||Volume 19, Number 2, October 2006
We'd rather be teaching
by Yvonne Eamor
When you think of university students writing exams, you may have an image of a gymnasium full of stressed-out young people pouring over reams of paper. Now imagine that same gymnasium but this time, consider that those stressed-out students are nine and ten years old.
Welcome to Grade 4 FSAs at Nesika Elementary in Williams Lake. Veteran teacher Rob Taylor says it hurts to see kids so young being herded into the gym for exams. "If that’s not stressful for nine-year-olds, I don’t know what is," he says. "Our kids are stressed out going into the exams. It’s a completely foreign atmosphere for them. And this goes on for an entire week."
Taylor also takes issue with the lack of direction teachers are permitted to give to students who are having trouble finding their way through the exam. For a profession that’s been highly trained to help guide young minds, FSAs prohibit teachers from performing that vital task. Taylor says, "There are kids who come up in tears because they didn’t understand the set of directions for math. You can’t help them. All you can do is tell them to do their best. It’s frustrating beyond words. A student asks for your help and you have to turn them away. Standardized testing means every kid has to receive the same direction—it’s horrible what that’s doing to kids’ psyches."
In a small town like Williams Lake, there’s another issue with FSAs: rankings. Taylor says his biggest concern is that rating a school means rating a teacher. "There may be just one Grade 4 class in town. The ranking the FSA provides reflects immediately back to the teacher."
Teachers know it’s easy to skew the rankings, simply by exempting some weaker students from the exam. In a recent Fraser Institute report card, Taylor says one of his district’s schools rated highest for French Immersion, and it doesn’t even have a French Immersion program. A student took French Immersion at one school but wrote the FSA at another and that threw the data out of whack.
Taylor also says the FSAs do nothing for kids who are barely meeting expectations. He says they are just another way of making them feel inadequate. And it doesn’t help, he says, to know that the exam results produce no meaningful data for teachers so there is no benefit to the kids. "The students are reduced to being a number and the schools are reduced to being a score."

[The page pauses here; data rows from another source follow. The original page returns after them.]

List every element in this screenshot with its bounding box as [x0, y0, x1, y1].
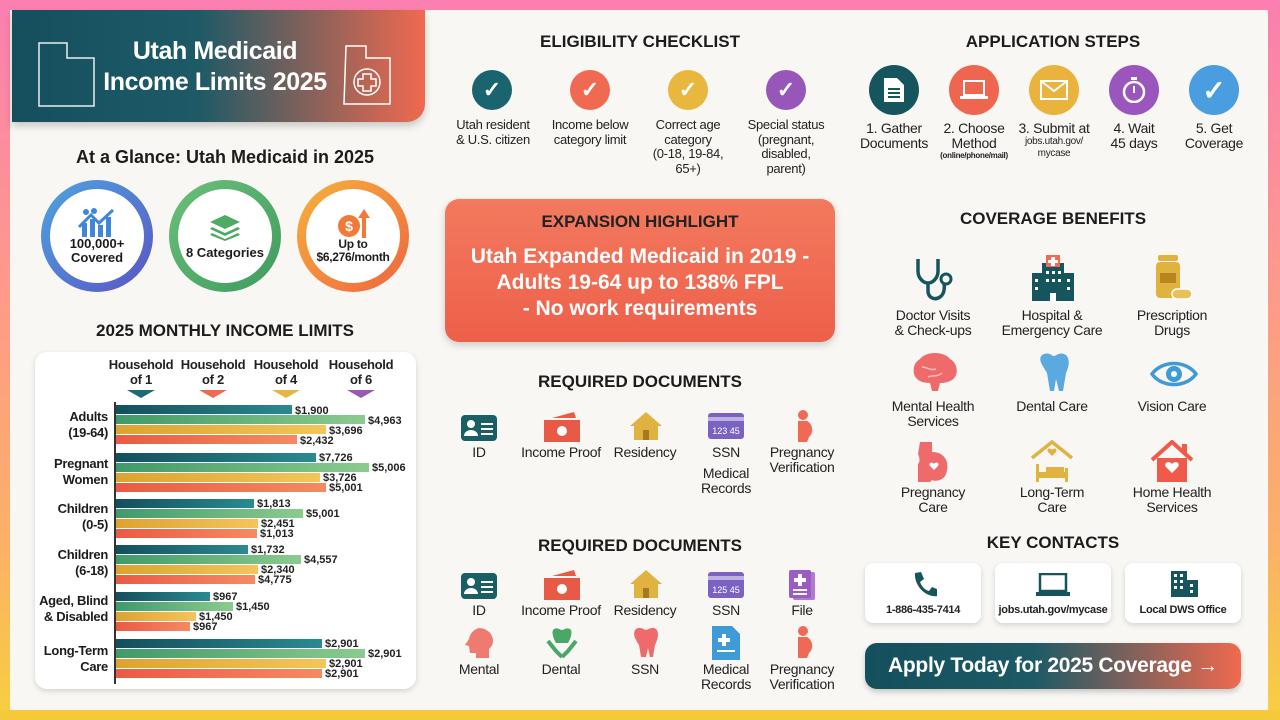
heading: required documents 2: REQUIRED DOCUMENTS — [538, 536, 742, 555]
category labels — [39, 409, 108, 674]
checklist items: ✓ — [483, 77, 501, 102]
bars: $1,813 — [257, 498, 291, 510]
category labels: (6-18) — [75, 563, 108, 578]
documents grid 2 — [459, 570, 834, 692]
bars: $1,732 — [251, 544, 285, 556]
legend: of 2 — [202, 372, 224, 386]
heading: at a glance: At a Glance: Utah Medicaid in 2025 — [76, 147, 374, 167]
category labels: & Disabled — [44, 609, 108, 624]
title text: Income Limits 2025 — [103, 68, 327, 96]
checklist items: & U.S. citizen — [456, 132, 530, 146]
documents row 1: ID — [472, 444, 486, 460]
application steps: 3. Submit at — [1018, 120, 1090, 136]
documents grid 2: Pregnancy — [770, 661, 834, 677]
stat circle: max income: Up to — [338, 237, 368, 251]
category labels: Women — [63, 472, 108, 487]
checklist items: Income below — [552, 117, 628, 132]
documents row 1: Medical — [703, 465, 749, 481]
button: apply today: Apply Today for 2025 Coverage → — [888, 654, 1218, 677]
bars: $967 — [193, 621, 217, 633]
documents row 1: Records — [701, 480, 751, 496]
category labels: (19-64) — [68, 425, 108, 440]
checklist items: Special status — [748, 117, 824, 132]
coverage benefits grid: Dental Care — [1016, 398, 1088, 414]
stat circle: covered — [41, 180, 153, 292]
legend: of 1 — [130, 372, 152, 386]
documents grid 2: Residency — [614, 602, 676, 618]
bars: $4,557 — [304, 554, 338, 566]
bars: $7,726 — [319, 452, 353, 464]
coverage benefits grid — [892, 255, 1211, 515]
stat circle: max income — [297, 180, 409, 292]
legend: Household — [254, 357, 318, 372]
stat circle: covered: Covered — [71, 250, 123, 265]
stat circle: max income: $6,276/month — [316, 250, 390, 264]
documents grid 2: File — [791, 602, 813, 618]
category labels: (0-5) — [82, 517, 108, 532]
application steps: Documents — [860, 134, 928, 150]
contact: phone — [865, 563, 981, 623]
legend: of 4 — [275, 372, 297, 386]
bars: $4,963 — [368, 415, 402, 427]
legend: Household — [109, 357, 173, 372]
bars — [116, 405, 406, 680]
chart: income limits — [35, 352, 416, 689]
bars: $5,006 — [372, 462, 406, 474]
coverage benefits grid: Services — [1146, 499, 1198, 515]
application steps: 45 days — [1111, 134, 1157, 150]
title banner — [12, 10, 425, 122]
coverage benefits grid: Vision Care — [1138, 398, 1206, 414]
heading: key contacts: KEY CONTACTS — [987, 533, 1119, 552]
contact: office: Local DWS Office — [1140, 604, 1226, 616]
coverage benefits grid: Pregnancy — [901, 484, 965, 500]
documents row 1: 123 45 — [712, 426, 740, 436]
checklist items: ✓ — [581, 77, 599, 102]
callout: expansion highlight: Adults 19-64 up to 138% FPL — [496, 271, 784, 294]
heading: eligibility checklist: ELIGIBILITY CHECKLIST — [540, 32, 740, 51]
checklist items: category limit — [554, 132, 626, 146]
application steps: 5. Get — [1196, 120, 1232, 136]
application steps: 2. Choose — [943, 120, 1005, 136]
documents grid 2: Mental — [459, 661, 499, 677]
checklist items: 65+) — [675, 160, 701, 176]
coverage benefits grid: Services — [907, 413, 959, 429]
bars: $5,001 — [306, 508, 340, 520]
legend: Household — [181, 357, 245, 372]
category labels: Children — [58, 501, 108, 516]
documents grid 2: 125 45 — [712, 585, 740, 595]
checklist items: (0-18, 19-84, — [653, 146, 723, 161]
application steps: Coverage — [1185, 134, 1243, 150]
bars: $1,900 — [295, 405, 329, 417]
documents row 1: SSN — [712, 444, 740, 460]
bars: $1,013 — [260, 528, 294, 540]
coverage benefits grid: Hospital & — [1022, 307, 1082, 323]
documents grid 2: SSN — [631, 661, 659, 677]
checklist items: parent) — [766, 160, 806, 176]
documents grid 2: Dental — [542, 661, 580, 677]
callout: expansion highlight: - No work requirements — [523, 297, 757, 320]
category labels: Long-Term — [44, 643, 108, 658]
checklist items — [456, 70, 824, 176]
documents row 1: Pregnancy — [770, 444, 834, 460]
contact: website: jobs.utah.gov/mycase — [999, 604, 1107, 616]
application steps: mycase — [1038, 148, 1070, 159]
bars: $2,432 — [300, 435, 334, 447]
documents grid 2: ID — [472, 602, 486, 618]
bars: $2,901 — [368, 648, 402, 660]
legend — [109, 357, 393, 398]
documents row 1 — [461, 410, 834, 496]
application steps: 4. Wait — [1114, 120, 1154, 136]
application steps: 1. Gather — [866, 120, 922, 136]
bars: $2,901 — [325, 668, 359, 680]
checklist items: Correct age — [656, 117, 720, 132]
coverage benefits grid: Home Health — [1133, 484, 1211, 500]
callout: expansion highlight: EXPANSION HIGHLIGHT — [541, 212, 739, 231]
bars: $3,696 — [329, 425, 363, 437]
coverage benefits grid: & Check-ups — [895, 322, 971, 338]
checklist items: ✓ — [679, 77, 697, 102]
checklist items: category — [664, 132, 712, 146]
application steps: Method — [952, 134, 996, 150]
coverage benefits grid: Prescription — [1137, 307, 1207, 323]
coverage benefits grid: Drugs — [1154, 322, 1190, 338]
bottom strip — [0, 710, 1280, 720]
application steps: jobs.utah.gov/ — [1025, 136, 1083, 147]
title text — [103, 37, 327, 96]
category labels: Care — [80, 659, 108, 674]
callout: expansion highlight: Utah Expanded Medicaid in 2019 - — [471, 245, 809, 268]
documents row 1: Income Proof — [521, 444, 601, 460]
documents grid 2: Medical — [703, 661, 749, 677]
bars: $5,001 — [329, 482, 363, 494]
checklist items: ✓ — [777, 77, 795, 102]
legend: of 6 — [350, 372, 372, 386]
category labels: Aged, Blind — [39, 593, 108, 608]
heading: monthly income limits: 2025 MONTHLY INCOME LIMITS — [96, 321, 354, 340]
category labels: Pregnant — [54, 456, 108, 471]
bars: $3,726 — [323, 472, 357, 484]
documents row 1: Residency — [614, 444, 676, 460]
heading: required documents 1: REQUIRED DOCUMENTS — [538, 372, 742, 391]
icon: utah outline — [38, 42, 95, 107]
icon: utah medical — [343, 45, 391, 105]
category labels: Adults — [69, 409, 108, 424]
coverage benefits grid: Long-Term — [1020, 484, 1084, 500]
documents row 1: Verification — [770, 459, 834, 475]
coverage benefits grid: Mental Health — [892, 398, 974, 414]
bars: $2,901 — [325, 638, 359, 650]
checklist items: Utah resident — [456, 117, 530, 132]
bars: $1,450 — [236, 601, 270, 613]
coverage benefits grid: Care — [1037, 499, 1067, 515]
callout: expansion highlight — [445, 199, 835, 342]
documents grid 2: Verification — [770, 676, 834, 692]
stat circle: categories: 8 Categories — [186, 244, 264, 260]
coverage benefits grid: Doctor Visits — [896, 307, 970, 323]
documents grid 2: Income Proof — [521, 602, 601, 618]
legend: Household — [329, 357, 393, 372]
documents grid 2: Records — [701, 676, 751, 692]
bars: $967 — [213, 591, 237, 603]
bars: $2,451 — [261, 518, 295, 530]
application steps — [860, 65, 1243, 160]
contact: phone: 1-886-435-7414 — [886, 604, 960, 616]
coverage benefits grid: Emergency Care — [1002, 322, 1102, 338]
application steps: ✓ — [1202, 74, 1226, 106]
checklist items: disabled, — [761, 146, 811, 161]
bars: $2,340 — [261, 564, 295, 576]
title text: Utah Medicaid — [133, 37, 297, 65]
stat circle: max income: $ — [345, 218, 353, 234]
button: apply today — [865, 643, 1241, 689]
documents grid 2: SSN — [712, 602, 740, 618]
heading: coverage benefits: COVERAGE BENEFITS — [960, 209, 1146, 228]
contact: website — [995, 563, 1111, 623]
heading: application steps: APPLICATION STEPS — [966, 32, 1140, 51]
checklist items: (pregnant, — [758, 132, 814, 146]
bars: $4,775 — [258, 574, 292, 586]
bars: $1,450 — [199, 611, 233, 623]
stat circle: categories — [169, 180, 281, 292]
application steps: (online/phone/mail) — [940, 151, 1008, 160]
bars: $2,901 — [329, 658, 363, 670]
coverage benefits grid: Care — [918, 499, 948, 515]
category labels: Children — [58, 547, 108, 562]
stat circle: covered: 100,000+ — [70, 236, 124, 251]
contact: office — [1125, 563, 1241, 623]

Taylor says teachers don’t need FSAs to know how their students are performing, and that sentiment is echoed by Surrey teacher, Penny Kelly. She says FSAs, "undermine our professionalism. We see the child almost 200 days of the year. We know their achievement level. The test is redundant and I view it as an attack on teachers’ professionalism."
Kelly and Taylor agree that FSAs are not a true benchmark of what kids are about. "An FSA is one shot given over the course of a week," says Taylor. "Parents get a bar with a black line that shows them where their child is. But that shows them only where the child was on that day, on that test."

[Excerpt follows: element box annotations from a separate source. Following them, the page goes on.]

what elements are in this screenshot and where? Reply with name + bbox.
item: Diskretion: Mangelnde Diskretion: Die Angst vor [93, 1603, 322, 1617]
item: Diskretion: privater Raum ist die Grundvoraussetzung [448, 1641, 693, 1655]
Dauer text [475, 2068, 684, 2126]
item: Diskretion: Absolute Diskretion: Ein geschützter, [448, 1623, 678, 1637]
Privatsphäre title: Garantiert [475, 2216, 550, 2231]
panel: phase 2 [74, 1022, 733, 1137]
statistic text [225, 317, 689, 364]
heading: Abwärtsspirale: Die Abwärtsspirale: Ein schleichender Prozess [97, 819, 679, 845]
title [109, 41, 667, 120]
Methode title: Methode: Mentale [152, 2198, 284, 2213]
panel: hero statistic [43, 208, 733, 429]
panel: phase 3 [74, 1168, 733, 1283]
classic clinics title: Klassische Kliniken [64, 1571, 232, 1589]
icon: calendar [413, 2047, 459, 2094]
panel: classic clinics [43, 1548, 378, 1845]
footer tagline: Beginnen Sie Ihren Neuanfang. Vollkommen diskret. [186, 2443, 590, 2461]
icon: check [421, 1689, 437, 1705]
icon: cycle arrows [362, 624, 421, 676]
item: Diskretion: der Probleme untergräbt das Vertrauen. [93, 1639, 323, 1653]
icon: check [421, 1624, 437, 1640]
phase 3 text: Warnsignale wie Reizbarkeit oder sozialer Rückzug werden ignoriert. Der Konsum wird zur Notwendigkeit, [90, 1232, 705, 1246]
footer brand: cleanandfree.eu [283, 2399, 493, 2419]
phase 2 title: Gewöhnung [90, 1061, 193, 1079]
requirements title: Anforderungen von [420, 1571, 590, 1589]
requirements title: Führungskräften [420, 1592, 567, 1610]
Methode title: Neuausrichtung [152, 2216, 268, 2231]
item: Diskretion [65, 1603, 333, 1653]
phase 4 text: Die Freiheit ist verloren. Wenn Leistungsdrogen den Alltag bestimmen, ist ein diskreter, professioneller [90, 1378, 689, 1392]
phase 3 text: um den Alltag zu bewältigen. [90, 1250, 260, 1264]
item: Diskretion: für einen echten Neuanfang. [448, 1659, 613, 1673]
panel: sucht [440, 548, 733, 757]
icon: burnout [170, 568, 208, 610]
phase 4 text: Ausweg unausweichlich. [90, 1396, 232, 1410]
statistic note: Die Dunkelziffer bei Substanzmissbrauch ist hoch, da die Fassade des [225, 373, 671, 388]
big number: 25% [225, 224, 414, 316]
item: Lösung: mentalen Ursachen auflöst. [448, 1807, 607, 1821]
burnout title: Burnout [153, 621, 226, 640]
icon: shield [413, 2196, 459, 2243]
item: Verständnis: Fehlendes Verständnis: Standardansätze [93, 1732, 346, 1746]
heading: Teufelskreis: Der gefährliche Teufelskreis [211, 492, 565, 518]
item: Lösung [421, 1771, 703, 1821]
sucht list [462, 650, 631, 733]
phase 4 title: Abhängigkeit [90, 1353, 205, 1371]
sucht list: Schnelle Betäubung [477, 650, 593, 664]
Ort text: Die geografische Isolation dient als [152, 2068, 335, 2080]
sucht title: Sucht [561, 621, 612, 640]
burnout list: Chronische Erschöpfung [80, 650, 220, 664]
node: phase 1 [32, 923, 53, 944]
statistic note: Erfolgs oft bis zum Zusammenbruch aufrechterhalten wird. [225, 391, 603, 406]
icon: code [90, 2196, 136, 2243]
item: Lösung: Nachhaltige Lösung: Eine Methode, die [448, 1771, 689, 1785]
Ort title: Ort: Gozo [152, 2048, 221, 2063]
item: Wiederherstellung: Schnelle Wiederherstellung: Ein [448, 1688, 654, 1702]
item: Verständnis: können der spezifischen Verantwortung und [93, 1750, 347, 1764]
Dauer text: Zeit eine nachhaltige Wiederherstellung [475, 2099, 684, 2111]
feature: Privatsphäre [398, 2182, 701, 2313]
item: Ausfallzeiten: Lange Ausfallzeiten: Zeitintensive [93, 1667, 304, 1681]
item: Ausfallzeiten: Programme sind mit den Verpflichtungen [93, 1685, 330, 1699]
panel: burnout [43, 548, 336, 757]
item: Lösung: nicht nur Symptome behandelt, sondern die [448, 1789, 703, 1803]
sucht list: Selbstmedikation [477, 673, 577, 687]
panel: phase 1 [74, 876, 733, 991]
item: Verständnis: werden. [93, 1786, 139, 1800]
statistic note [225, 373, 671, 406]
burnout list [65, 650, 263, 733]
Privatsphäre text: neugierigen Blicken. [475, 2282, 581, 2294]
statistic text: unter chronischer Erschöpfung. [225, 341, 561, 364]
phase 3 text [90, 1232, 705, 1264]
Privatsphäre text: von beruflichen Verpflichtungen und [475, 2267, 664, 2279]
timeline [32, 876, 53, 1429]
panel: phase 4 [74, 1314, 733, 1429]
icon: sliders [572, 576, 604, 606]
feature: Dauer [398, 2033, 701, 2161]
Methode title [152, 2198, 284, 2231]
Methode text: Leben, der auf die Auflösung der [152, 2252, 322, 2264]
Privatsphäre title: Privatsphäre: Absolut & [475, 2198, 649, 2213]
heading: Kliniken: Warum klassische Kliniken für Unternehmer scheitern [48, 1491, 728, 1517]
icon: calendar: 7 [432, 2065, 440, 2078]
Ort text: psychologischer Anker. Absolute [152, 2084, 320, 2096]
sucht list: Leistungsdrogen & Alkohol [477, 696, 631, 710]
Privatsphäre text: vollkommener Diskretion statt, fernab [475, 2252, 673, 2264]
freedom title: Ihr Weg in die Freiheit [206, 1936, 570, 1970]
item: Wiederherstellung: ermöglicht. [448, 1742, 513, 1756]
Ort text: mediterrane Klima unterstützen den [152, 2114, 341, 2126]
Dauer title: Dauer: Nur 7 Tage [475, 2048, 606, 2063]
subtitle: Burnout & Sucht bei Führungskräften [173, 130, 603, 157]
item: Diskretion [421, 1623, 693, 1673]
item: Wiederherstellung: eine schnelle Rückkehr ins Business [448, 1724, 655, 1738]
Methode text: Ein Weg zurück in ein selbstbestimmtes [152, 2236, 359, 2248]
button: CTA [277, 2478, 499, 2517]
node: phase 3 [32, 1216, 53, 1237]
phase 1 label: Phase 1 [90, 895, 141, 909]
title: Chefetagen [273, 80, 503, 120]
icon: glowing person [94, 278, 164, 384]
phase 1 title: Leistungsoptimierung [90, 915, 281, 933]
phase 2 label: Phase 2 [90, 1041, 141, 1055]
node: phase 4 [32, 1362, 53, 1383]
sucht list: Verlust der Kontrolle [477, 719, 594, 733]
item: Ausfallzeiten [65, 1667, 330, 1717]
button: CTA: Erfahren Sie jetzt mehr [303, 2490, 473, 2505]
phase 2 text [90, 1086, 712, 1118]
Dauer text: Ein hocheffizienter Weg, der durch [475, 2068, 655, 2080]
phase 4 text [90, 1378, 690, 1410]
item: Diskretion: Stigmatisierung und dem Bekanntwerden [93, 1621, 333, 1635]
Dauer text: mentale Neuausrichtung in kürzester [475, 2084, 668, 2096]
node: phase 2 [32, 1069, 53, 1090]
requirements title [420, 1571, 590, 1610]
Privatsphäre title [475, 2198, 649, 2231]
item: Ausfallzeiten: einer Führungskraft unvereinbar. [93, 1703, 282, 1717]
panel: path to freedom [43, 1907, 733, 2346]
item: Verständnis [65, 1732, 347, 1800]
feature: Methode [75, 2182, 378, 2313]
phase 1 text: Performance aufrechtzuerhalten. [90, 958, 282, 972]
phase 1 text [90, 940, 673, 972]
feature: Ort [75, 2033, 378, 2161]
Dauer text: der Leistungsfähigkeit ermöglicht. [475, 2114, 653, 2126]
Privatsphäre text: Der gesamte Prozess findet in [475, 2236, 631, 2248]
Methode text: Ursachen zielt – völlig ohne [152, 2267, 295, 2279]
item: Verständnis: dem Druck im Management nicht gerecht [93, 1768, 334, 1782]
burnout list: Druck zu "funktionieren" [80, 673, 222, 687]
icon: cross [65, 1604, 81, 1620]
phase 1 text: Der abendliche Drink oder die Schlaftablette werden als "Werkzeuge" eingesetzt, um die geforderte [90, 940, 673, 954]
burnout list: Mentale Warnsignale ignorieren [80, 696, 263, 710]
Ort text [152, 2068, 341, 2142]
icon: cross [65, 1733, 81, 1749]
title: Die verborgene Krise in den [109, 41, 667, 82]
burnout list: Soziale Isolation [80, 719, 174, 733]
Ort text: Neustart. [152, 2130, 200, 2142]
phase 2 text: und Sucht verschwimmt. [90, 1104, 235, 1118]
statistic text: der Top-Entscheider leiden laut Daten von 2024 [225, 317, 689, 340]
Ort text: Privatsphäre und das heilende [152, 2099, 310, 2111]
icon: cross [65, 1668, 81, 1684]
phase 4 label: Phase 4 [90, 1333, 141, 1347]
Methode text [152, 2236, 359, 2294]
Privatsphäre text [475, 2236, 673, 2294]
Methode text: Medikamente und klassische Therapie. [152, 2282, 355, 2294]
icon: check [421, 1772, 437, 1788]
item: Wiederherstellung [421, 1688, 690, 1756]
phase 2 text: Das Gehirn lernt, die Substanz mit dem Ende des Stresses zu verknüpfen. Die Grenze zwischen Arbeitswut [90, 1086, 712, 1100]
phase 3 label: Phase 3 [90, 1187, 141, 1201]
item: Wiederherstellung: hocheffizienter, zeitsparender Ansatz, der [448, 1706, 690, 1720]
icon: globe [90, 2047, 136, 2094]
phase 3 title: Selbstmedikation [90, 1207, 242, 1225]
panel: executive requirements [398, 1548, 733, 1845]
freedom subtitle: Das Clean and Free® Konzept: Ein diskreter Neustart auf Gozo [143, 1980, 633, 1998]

Kelly points out that many things are not factored into the result, such as what was going on at home that morning or the evening before, whether the child was healthy or happy, and she further points out that results are meaningless. "So the following year, the parents get a note attached to a report card about their child’s reading level. Well, I can tell them about it today, right now. But these tests are telling teachers that our assessment is not to be trusted."
Kelly says another serious drawback to the FSAs is the lack of follow-up action. "The scores are just numbers. They don’t tell you which particular kid should receive learning assistance. There is no follow-up other than to say a particular group of kids did not do particularly well."
Kelly has other issues, as well. "Erma Stephenson Elementary School is in an affluent and culturally-mixed community in which pressure is placed on kids to do well on the exams. People put a lot of pressure on their kids so that the schools rank high in the Fraser Institute scheme. I’ve had parents thank me for doing such a good job, because the school ranking is allowing them to sell their home for $20,000 more than they had initially planned."
Kelly says, "That’s not why I’m here."
Yvonne Eamor is the BCTF’s media relations officer.